If you are monitoring
your sugar intake, you may want to choose fruits that are low in sugar:
Grapefruit
While grapefruit is
relatively low in sugar, it is a great source of vitamin C.
One half of a
medium-sized grapefruit contains 8.5 grams (g) of sugar and 43% of the daily
value for vitamin C. Vitamin C plays a vital role in immune health and collagen
formation. It also helps improve iron absorption from plant sources.
Grapefruit also has a
low glycemic index and takes longer to digest and so cause a smaller and slower
rise in blood sugar levels to help manage diabetes.
A 2021 review even
found that grapefruit may help prevent type 2 diabetes.
Berries
Berries are lower in
sugar than many other fruits. Here is the sugar content of 1 cup of raw
berries:
- · Raspberries: 5 g
- · Strawberries: 7 g
- · Blackberries: 7 g
At 15 grams of sugar
per 1 raw cup, blueberries have a higher amount of sugar. But blueberries still
have other positive properties and benefits. For instance, eating a moderate
amount of berries on a regular basis has been linked to a lower risk of type 2
diabetes.
Berries are also rich
in fiber, polyphenols, and vitamins. Plus, they have a low glycemic index
value.
Lemons
Lemons contain 2.1 g
of sugar and 2.4 g of fiber per fruit.
Limes
Limes have even less
sugar than lemons. One lime contains 1 g of sugar and 2 g of fiber per
fruit.
Cranberries
Cranberries are low in
sugar, containing just 4 g per cup. They are also a rich source of
beneficial plant compounds with antioxidant properties that help limit damage
caused by free radicals, which have been linked to cancer and other chronic
diseases.
Cranberries also may
decrease the risk of urinary tract infections by about one-third in people at
an increased risk for developing the infection.
When buying
cranberries, look for those that are shiny and plump with a deep color.
Limit dried
cranberries, as they are generally sweetened with sugar. For example,
one-fourth of a cup of dried cranberries contains around 29 g of sugar.
Watermelon
Despite having a sweet
and delicious flavor, watermelon is relatively low in sugar. A cup of diced
watermelon provides 9 g of sugar, with just 45 calories.
While watermelon has a
high glycemic index rating, it is 92% water and contains few carbohydrates, which
gives it a low glycemic load.
Kiwis
One kiwi fruit
contains 7 g of sugar.
These little green
fruits rank low on the glycemic index scale and are a good source of fiber.

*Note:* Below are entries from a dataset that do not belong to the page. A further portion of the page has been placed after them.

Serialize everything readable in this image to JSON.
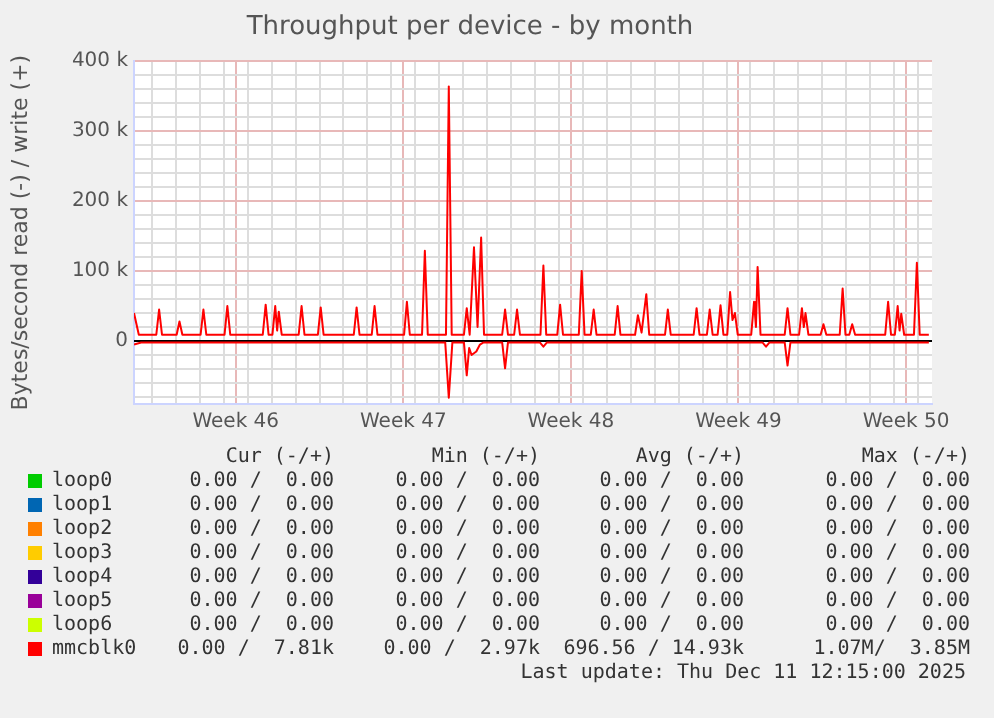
{
  "chart_data": {
    "type": "line",
    "title": "Throughput per device - by month",
    "ylabel": "Bytes/second read (-) / write (+)",
    "xlim": [
      "2025-11-08T06:00",
      "2025-12-11T14:00"
    ],
    "xticks": [
      {
        "value": "2025-11-09T00:00",
        "label": null
      },
      {
        "value": "2025-11-10T00:00",
        "label": null
      },
      {
        "value": "2025-11-11T00:00",
        "label": null
      },
      {
        "value": "2025-11-12T00:00",
        "label": null
      },
      {
        "value": "2025-11-12T12:00",
        "label": "Week 46"
      },
      {
        "value": "2025-11-13T00:00",
        "label": null
      },
      {
        "value": "2025-11-14T00:00",
        "label": null
      },
      {
        "value": "2025-11-15T00:00",
        "label": null
      },
      {
        "value": "2025-11-16T00:00",
        "label": null
      },
      {
        "value": "2025-11-17T00:00",
        "label": null
      },
      {
        "value": "2025-11-18T00:00",
        "label": null
      },
      {
        "value": "2025-11-19T00:00",
        "label": null
      },
      {
        "value": "2025-11-19T12:00",
        "label": "Week 47"
      },
      {
        "value": "2025-11-20T00:00",
        "label": null
      },
      {
        "value": "2025-11-21T00:00",
        "label": null
      },
      {
        "value": "2025-11-22T00:00",
        "label": null
      },
      {
        "value": "2025-11-23T00:00",
        "label": null
      },
      {
        "value": "2025-11-24T00:00",
        "label": null
      },
      {
        "value": "2025-11-25T00:00",
        "label": null
      },
      {
        "value": "2025-11-26T00:00",
        "label": null
      },
      {
        "value": "2025-11-26T12:00",
        "label": "Week 48"
      },
      {
        "value": "2025-11-27T00:00",
        "label": null
      },
      {
        "value": "2025-11-28T00:00",
        "label": null
      },
      {
        "value": "2025-11-29T00:00",
        "label": null
      },
      {
        "value": "2025-11-30T00:00",
        "label": null
      },
      {
        "value": "2025-12-01T00:00",
        "label": null
      },
      {
        "value": "2025-12-02T00:00",
        "label": null
      },
      {
        "value": "2025-12-03T00:00",
        "label": null
      },
      {
        "value": "2025-12-03T12:00",
        "label": "Week 49"
      },
      {
        "value": "2025-12-04T00:00",
        "label": null
      },
      {
        "value": "2025-12-05T00:00",
        "label": null
      },
      {
        "value": "2025-12-06T00:00",
        "label": null
      },
      {
        "value": "2025-12-07T00:00",
        "label": null
      },
      {
        "value": "2025-12-08T00:00",
        "label": null
      },
      {
        "value": "2025-12-09T00:00",
        "label": null
      },
      {
        "value": "2025-12-10T00:00",
        "label": null
      },
      {
        "value": "2025-12-10T12:00",
        "label": "Week 50"
      },
      {
        "value": "2025-12-11T00:00",
        "label": null
      }
    ],
    "ylim": [
      -90000,
      400000
    ],
    "yticks": [
      {
        "value": -80000,
        "label": null
      },
      {
        "value": -60000,
        "label": null
      },
      {
        "value": -40000,
        "label": null
      },
      {
        "value": -20000,
        "label": null
      },
      {
        "value": 0,
        "label": "0"
      },
      {
        "value": 20000,
        "label": null
      },
      {
        "value": 40000,
        "label": null
      },
      {
        "value": 60000,
        "label": null
      },
      {
        "value": 80000,
        "label": null
      },
      {
        "value": 100000,
        "label": "100 k"
      },
      {
        "value": 120000,
        "label": null
      },
      {
        "value": 140000,
        "label": null
      },
      {
        "value": 160000,
        "label": null
      },
      {
        "value": 180000,
        "label": null
      },
      {
        "value": 200000,
        "label": "200 k"
      },
      {
        "value": 220000,
        "label": null
      },
      {
        "value": 240000,
        "label": null
      },
      {
        "value": 260000,
        "label": null
      },
      {
        "value": 280000,
        "label": null
      },
      {
        "value": 300000,
        "label": "300 k"
      },
      {
        "value": 320000,
        "label": null
      },
      {
        "value": 340000,
        "label": null
      },
      {
        "value": 360000,
        "label": null
      },
      {
        "value": 380000,
        "label": null
      },
      {
        "value": 400000,
        "label": "400 k"
      }
    ],
    "grid": true,
    "legend": "bottom",
    "marker": "none",
    "line_style": "solid",
    "ref_lines": [
      {
        "axis": "y",
        "value": 0,
        "color": "#000000"
      }
    ],
    "series": [
      {
        "name": "loop0",
        "color": "#00cc00"
      },
      {
        "name": "loop1",
        "color": "#0066b3"
      },
      {
        "name": "loop2",
        "color": "#ff8000"
      },
      {
        "name": "loop3",
        "color": "#ffcc00"
      },
      {
        "name": "loop4",
        "color": "#330099"
      },
      {
        "name": "loop5",
        "color": "#990099"
      },
      {
        "name": "loop6",
        "color": "#ccff00"
      },
      {
        "name": "mmcblk0",
        "color": "#ff0000",
        "x": [
          "2025-11-08T06:00",
          "2025-11-08T10:50",
          "2025-11-09T04:20",
          "2025-11-09T07:10",
          "2025-11-09T10:05",
          "2025-11-10T00:45",
          "2025-11-10T03:35",
          "2025-11-10T06:30",
          "2025-11-11T00:45",
          "2025-11-11T03:35",
          "2025-11-11T06:30",
          "2025-11-12T00:45",
          "2025-11-12T03:35",
          "2025-11-12T06:30",
          "2025-11-13T15:05",
          "2025-11-13T18:00",
          "2025-11-13T20:55",
          "2025-11-14T00:45",
          "2025-11-14T03:35",
          "2025-11-14T05:30",
          "2025-11-14T07:10",
          "2025-11-14T10:05",
          "2025-11-15T03:05",
          "2025-11-15T06:00",
          "2025-11-15T08:55",
          "2025-11-15T22:20",
          "2025-11-16T01:10",
          "2025-11-16T04:05",
          "2025-11-17T10:20",
          "2025-11-17T13:10",
          "2025-11-17T16:05",
          "2025-11-18T04:20",
          "2025-11-18T07:10",
          "2025-11-18T10:05",
          "2025-11-19T12:45",
          "2025-11-19T15:35",
          "2025-11-19T18:30",
          "2025-11-20T06:45",
          "2025-11-20T09:35",
          "2025-11-20T12:30",
          "2025-11-21T06:45",
          "2025-11-21T09:35",
          "2025-11-21T12:30",
          "2025-11-22T00:45",
          "2025-11-22T03:35",
          "2025-11-22T06:30",
          "2025-11-22T10:50",
          "2025-11-22T14:25",
          "2025-11-22T18:00",
          "2025-11-22T20:55",
          "2025-11-23T15:05",
          "2025-11-23T18:00",
          "2025-11-23T20:55",
          "2025-11-24T03:05",
          "2025-11-24T06:00",
          "2025-11-24T08:55",
          "2025-11-25T05:30",
          "2025-11-25T08:25",
          "2025-11-25T11:15",
          "2025-11-25T22:20",
          "2025-11-26T01:10",
          "2025-11-26T04:05",
          "2025-11-26T19:55",
          "2025-11-26T22:50",
          "2025-11-27T01:40",
          "2025-11-27T07:55",
          "2025-11-27T10:50",
          "2025-11-27T13:40",
          "2025-11-28T07:55",
          "2025-11-28T10:50",
          "2025-11-28T13:40",
          "2025-11-29T04:20",
          "2025-11-29T07:10",
          "2025-11-29T10:50",
          "2025-11-29T15:35",
          "2025-11-29T18:30",
          "2025-11-30T10:20",
          "2025-11-30T13:10",
          "2025-11-30T16:05",
          "2025-12-01T15:05",
          "2025-12-01T18:00",
          "2025-12-01T20:55",
          "2025-12-02T04:20",
          "2025-12-02T07:10",
          "2025-12-02T10:05",
          "2025-12-02T15:05",
          "2025-12-02T18:00",
          "2025-12-02T20:55",
          "2025-12-03T00:45",
          "2025-12-03T03:35",
          "2025-12-03T06:00",
          "2025-12-03T08:25",
          "2025-12-03T11:15",
          "2025-12-04T00:45",
          "2025-12-04T03:35",
          "2025-12-04T05:30",
          "2025-12-04T07:10",
          "2025-12-04T10:05",
          "2025-12-05T10:20",
          "2025-12-05T13:10",
          "2025-12-05T16:05",
          "2025-12-06T00:45",
          "2025-12-06T03:35",
          "2025-12-06T05:30",
          "2025-12-06T07:10",
          "2025-12-06T10:05",
          "2025-12-06T22:20",
          "2025-12-07T01:10",
          "2025-12-07T04:05",
          "2025-12-07T17:30",
          "2025-12-07T20:25",
          "2025-12-07T23:15",
          "2025-12-08T03:05",
          "2025-12-08T06:00",
          "2025-12-08T08:55",
          "2025-12-09T15:05",
          "2025-12-09T18:00",
          "2025-12-09T20:55",
          "2025-12-10T00:45",
          "2025-12-10T03:35",
          "2025-12-10T05:30",
          "2025-12-10T07:10",
          "2025-12-10T10:05",
          "2025-12-10T19:55",
          "2025-12-10T22:50",
          "2025-12-11T01:40",
          "2025-12-11T10:50"
        ],
        "values": [
          40000,
          9000,
          9000,
          45000,
          9000,
          9000,
          28000,
          9000,
          9000,
          45000,
          9000,
          9000,
          50000,
          9000,
          9000,
          52000,
          9000,
          9000,
          50000,
          15000,
          42000,
          9000,
          9000,
          50000,
          9000,
          9000,
          48000,
          9000,
          9000,
          48000,
          9000,
          9000,
          50000,
          9000,
          9000,
          56000,
          9000,
          9000,
          129000,
          9000,
          9000,
          364000,
          9000,
          9000,
          47000,
          9000,
          134000,
          20000,
          148000,
          9000,
          9000,
          45000,
          9000,
          9000,
          45000,
          9000,
          9000,
          108000,
          9000,
          9000,
          52000,
          9000,
          9000,
          100000,
          9000,
          9000,
          45000,
          9000,
          9000,
          50000,
          9000,
          9000,
          37000,
          12000,
          67000,
          9000,
          9000,
          45000,
          9000,
          9000,
          47000,
          9000,
          9000,
          45000,
          9000,
          9000,
          51000,
          9000,
          9000,
          70000,
          30000,
          40000,
          9000,
          9000,
          56000,
          20000,
          106000,
          9000,
          9000,
          47000,
          9000,
          9000,
          47000,
          20000,
          40000,
          9000,
          9000,
          24000,
          9000,
          9000,
          75000,
          9000,
          9000,
          24000,
          9000,
          9000,
          56000,
          9000,
          9000,
          50000,
          15000,
          39000,
          9000,
          9000,
          112000,
          9000,
          9000
        ]
      },
      {
        "color": "#ff0000",
        "x": [
          "2025-11-08T06:00",
          "2025-11-08T13:10",
          "2025-11-21T06:00",
          "2025-11-21T09:35",
          "2025-11-21T13:10",
          "2025-11-22T00:45",
          "2025-11-22T03:35",
          "2025-11-22T06:00",
          "2025-11-22T08:25",
          "2025-11-22T13:10",
          "2025-11-22T16:50",
          "2025-11-22T20:25",
          "2025-11-23T15:05",
          "2025-11-23T18:00",
          "2025-11-23T20:55",
          "2025-11-25T04:50",
          "2025-11-25T08:25",
          "2025-11-25T12:00",
          "2025-12-04T12:00",
          "2025-12-04T15:35",
          "2025-12-04T19:10",
          "2025-12-05T10:20",
          "2025-12-05T13:10",
          "2025-12-05T16:05",
          "2025-12-11T10:50"
        ],
        "values": [
          -5000,
          -2000,
          -2000,
          -81000,
          -2000,
          -2000,
          -49000,
          -10000,
          -20000,
          -15000,
          -5000,
          -2000,
          -2000,
          -39000,
          -2000,
          -2000,
          -8000,
          -2000,
          -2000,
          -8000,
          -2000,
          -2000,
          -35000,
          -2000,
          -2000
        ]
      }
    ],
    "annotations": [
      "Cur (-/+)",
      "Min (-/+)",
      "Avg (-/+)",
      "Max (-/+)",
      "0.00 /  0.00",
      "0.00 /  0.00",
      "0.00 /  0.00",
      "0.00 /  0.00",
      "0.00 /  0.00",
      "0.00 /  0.00",
      "0.00 /  0.00",
      "0.00 /  0.00",
      "0.00 /  0.00",
      "0.00 /  0.00",
      "0.00 /  0.00",
      "0.00 /  0.00",
      "0.00 /  0.00",
      "0.00 /  0.00",
      "0.00 /  0.00",
      "0.00 /  0.00",
      "0.00 /  0.00",
      "0.00 /  0.00",
      "0.00 /  0.00",
      "0.00 /  0.00",
      "0.00 /  0.00",
      "0.00 /  0.00",
      "0.00 /  0.00",
      "0.00 /  0.00",
      "0.00 /  0.00",
      "0.00 /  0.00",
      "0.00 /  0.00",
      "0.00 /  0.00",
      "0.00 /  7.81k",
      "0.00 /  2.97k",
      "696.56 / 14.93k",
      "1.07M/  3.85M",
      "Last update: Thu Dec 11 12:15:00 2025"
    ]
  }
}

They 're also an excellent source of vitamin C. One kiwi fruit provides 62% of
the daily value for vitamin C and 2.3 g of fiber, with just 48 calories.
Avocados
Avocados are low-sugar
fruits that are incredibly nutritious. One whole avocado contains less than
half a gram of sugar.
An avocado also
provides you with 9 g of fiber. And because they are rich in monounsaturated
fats, avocados may help lower cholesterol levels and improve heart
health.
A recent study found
that daily avocado consumption for 12 weeks improved blood sugar control,
cardiometabolic risk factors, and overall diet quality in adults with obesity
and insulin resistance.
Oranges
Oranges are a sweet,
citrus fruit that can fit into a low-sugar diet. One orange contains just under
13 grams of sugar. From that orange, you can also get 3 grams of fiber and 70%
of the daily value for immune-boosting vitamin C. Plus, oranges have a high
water content, which can help you stay hydrated.
Apricots
Apricots are an
excellent snack for those watching their sugar intake. Two small apricots
contain 6 g of sugar. The pair of apricots also have 1.4 g of fiber, with just
34 calories.
Although dried
apricots are slightly higher in sugar and lower in fiber—containing 4.2 grams
of sugar and 0.6 g of fiber per small slice—they still fall relatively low on
the glycemic index scale.
Eating dried apricots
in moderation and pairing them with foods high in protein and healthier fats
like nuts and cheese may help slow absorption and prevent spikes in blood
sugar.
Plums
Plums have fewer grams
of sugar than many other fruits. One plum contains less than 7 g of sugar. The
low glycemic index fruit also has 1 g of fiber, with just 30 calories.
Overall, choose fresh,
frozen, or canned fruits more often than 100% fruit juices. Fruit juice tends
to be high in sugar and low in fiber, which may cause larger increases in blood
sugar than whole fruits.
If you have diabetes, pair fruits with non-starchy vegetables, lean protein and healthy fats to create balanced meals that help keep your blood sugar.